72 I am not persuaded that this contention has been made out. It seems to me that it was open to the primary Judge, on the facts revealed to him, to arrive at the conclusion reached by him in the exercise of his discretion. The charge against the appellant is not complicated and it should be reasonably obvious what evidence is admissible in support of it and also what parts of that evidence are corroborative of Nardone's evidence against the appellant. There is presently no reason to think that it would be difficult for a trial judge to identify that evidence and for a jury to keep in mind its limits when considering the charge against the appellant. There is also no reason, in the circumstances of this case, to doubt that the jury would be true to its oath in that regard: see, in this respect, Ludlow at 40 - 41; Beck at 135; Leaman at 108 and Connell at 530 - 531. As to the assessment of Nardone's credibility generally, it seems to me that a jury would be aided, rather than hampered, by hearing the whole of his evidence.
73 In my opinion this is consequently not a case in which, as matters stand, there is a real risk that the admission of extraneous evidence will lead to incurable prejudice.
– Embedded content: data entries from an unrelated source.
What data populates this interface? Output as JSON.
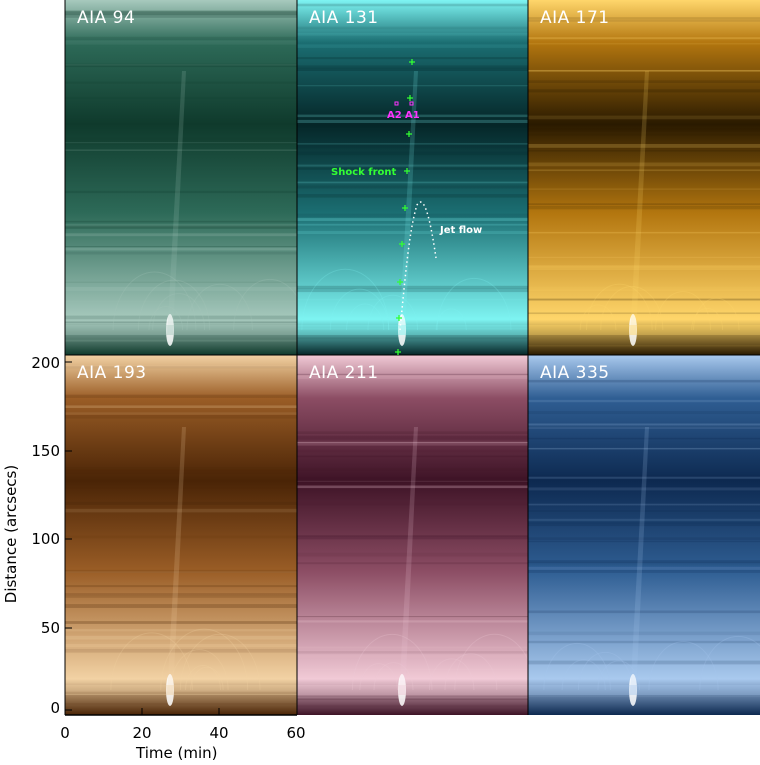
{
  "panels": [
    {
      "label": "AIA 94",
      "color_dark": "#0f3a2c",
      "color_mid": "#2d6a58",
      "color_light": "#a7c9bd"
    },
    {
      "label": "AIA 131",
      "color_dark": "#052628",
      "color_mid": "#1b6e72",
      "color_light": "#7ef4f2"
    },
    {
      "label": "AIA 171",
      "color_dark": "#2a1a00",
      "color_mid": "#b3760f",
      "color_light": "#ffd66b"
    },
    {
      "label": "AIA 193",
      "color_dark": "#4a2406",
      "color_mid": "#9a5d26",
      "color_light": "#f2d2a4"
    },
    {
      "label": "AIA 211",
      "color_dark": "#3e1326",
      "color_mid": "#8c4d64",
      "color_light": "#f1cad6"
    },
    {
      "label": "AIA 335",
      "color_dark": "#0d2950",
      "color_mid": "#2f5e93",
      "color_light": "#a9c9ee"
    }
  ],
  "annotations": {
    "a2": "A2",
    "a1": "A1",
    "shock_front": "Shock front",
    "jet_flow": "Jet flow",
    "green": "#33ff33",
    "magenta": "#ff33ff",
    "white": "#ffffff"
  },
  "axes": {
    "ylabel": "Distance (arcsecs)",
    "xlabel": "Time (min)",
    "yticks": [
      "200",
      "150",
      "100",
      "50",
      "0"
    ],
    "xticks": [
      "0",
      "20",
      "40",
      "60"
    ]
  }
}
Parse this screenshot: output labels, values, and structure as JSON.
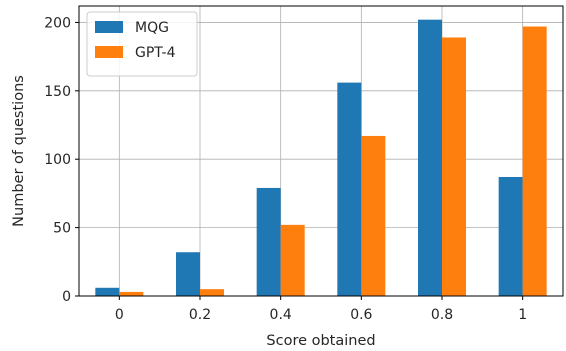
{
  "chart_data": {
    "type": "bar",
    "categories": [
      "0",
      "0.2",
      "0.4",
      "0.6",
      "0.8",
      "1"
    ],
    "series": [
      {
        "name": "MQG",
        "color": "#1f77b4",
        "values": [
          6,
          32,
          79,
          156,
          202,
          87
        ]
      },
      {
        "name": "GPT-4",
        "color": "#ff7f0e",
        "values": [
          3,
          5,
          52,
          117,
          189,
          197
        ]
      }
    ],
    "xlabel": "Score obtained",
    "ylabel": "Number of questions",
    "ylim": [
      0,
      212
    ],
    "yticks": [
      0,
      50,
      100,
      150,
      200
    ],
    "grid": true,
    "legend": "top-left"
  }
}
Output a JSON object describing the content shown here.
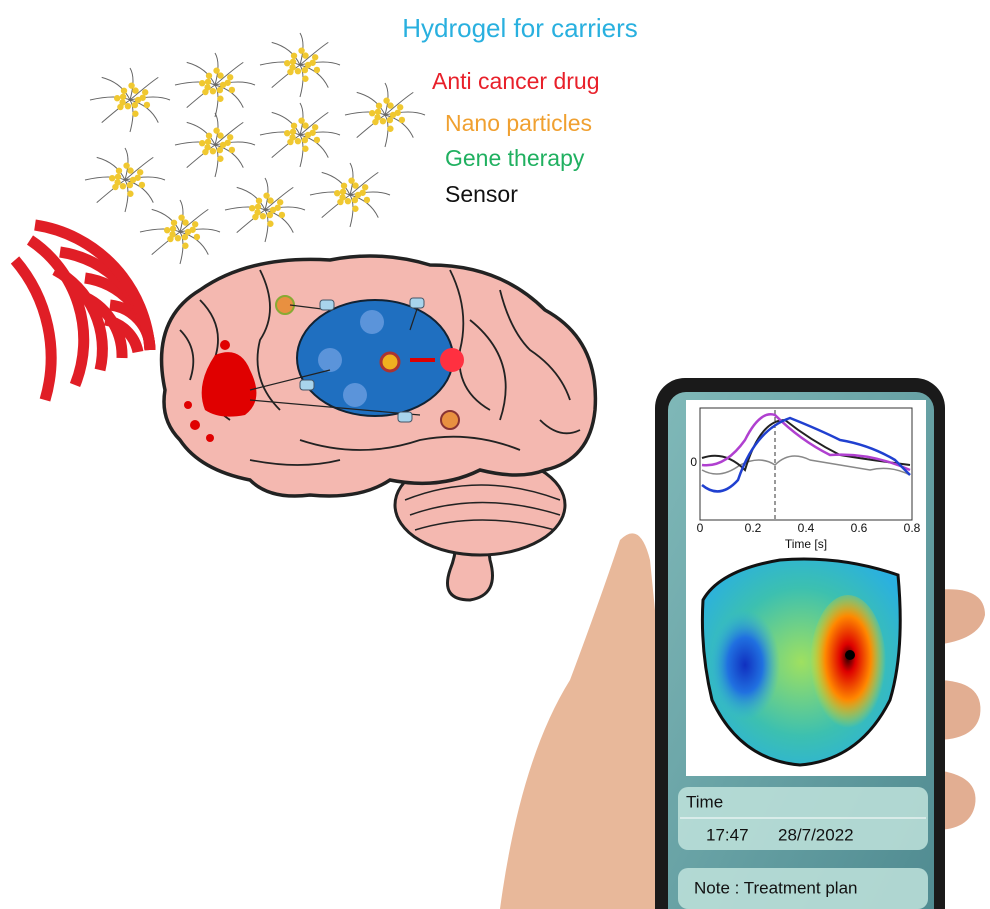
{
  "legend": {
    "title": "Hydrogel for carriers",
    "items": [
      "Anti cancer drug",
      "Nano particles",
      "Gene therapy",
      "Sensor"
    ]
  },
  "phone": {
    "plot": {
      "x_ticks": [
        "0",
        "0.2",
        "0.4",
        "0.6",
        "0.8"
      ],
      "x_label": "Time [s]",
      "y_tick": "0"
    },
    "time": {
      "label": "Time",
      "clock": "17:47",
      "date": "28/7/2022"
    },
    "note": "Note : Treatment plan"
  }
}
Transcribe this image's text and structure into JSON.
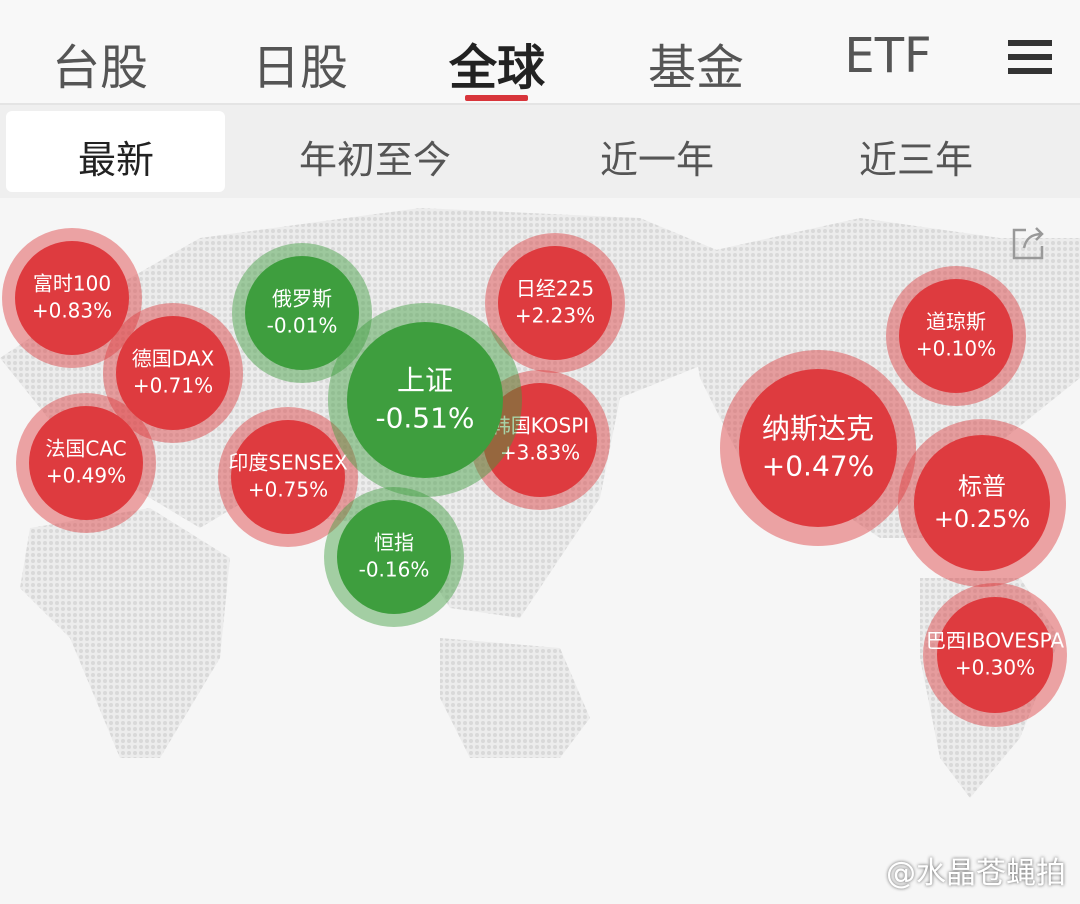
{
  "top_tabs": [
    "台股",
    "日股",
    "全球",
    "基金",
    "ETF"
  ],
  "period_tabs": [
    "最新",
    "年初至今",
    "近一年",
    "近三年"
  ],
  "indices": [
    {
      "name": "富时100",
      "change": "+0.83%",
      "color": "#de3b3f"
    },
    {
      "name": "德国DAX",
      "change": "+0.71%",
      "color": "#de3b3f"
    },
    {
      "name": "法国CAC",
      "change": "+0.49%",
      "color": "#de3b3f"
    },
    {
      "name": "俄罗斯",
      "change": "-0.01%",
      "color": "#3e9e3e"
    },
    {
      "name": "日经225",
      "change": "+2.23%",
      "color": "#de3b3f"
    },
    {
      "name": "韩国KOSPI",
      "change": "+3.83%",
      "color": "#de3b3f"
    },
    {
      "name": "印度SENSEX",
      "change": "+0.75%",
      "color": "#de3b3f"
    },
    {
      "name": "恒指",
      "change": "-0.16%",
      "color": "#3e9e3e"
    },
    {
      "name": "上证",
      "change": "-0.51%",
      "color": "#3e9e3e"
    },
    {
      "name": "道琼斯",
      "change": "+0.10%",
      "color": "#de3b3f"
    },
    {
      "name": "纳斯达克",
      "change": "+0.47%",
      "color": "#de3b3f"
    },
    {
      "name": "标普",
      "change": "+0.25%",
      "color": "#de3b3f"
    },
    {
      "name": "巴西IBOVESPA",
      "change": "+0.30%",
      "color": "#de3b3f"
    }
  ],
  "watermark": "@水晶苍蝇拍"
}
The decision arrived at by the primary Judge was accordingly open to him. Should the situation alter when the evidence emerges at the trial, it will be open to the trial Judge then to re-evaluate the position and, if necessary, to discharge the jury in relation to the appellant.
Conclusion
74 I would dismiss the appeal.
75 WHEELER JA: I have had the advantage of reading in draft the reasons for decision of Steytler P. I agree with them, with one reservation. That reservation is that, because it is unnecessary to do so, I do not decide the issue dealt with by his Honour under the heading "Must each count be capable of being joined with every other count?" at [52] - [57].
76 PULLIN JA: I agree with the President's reasons and the orders he proposes.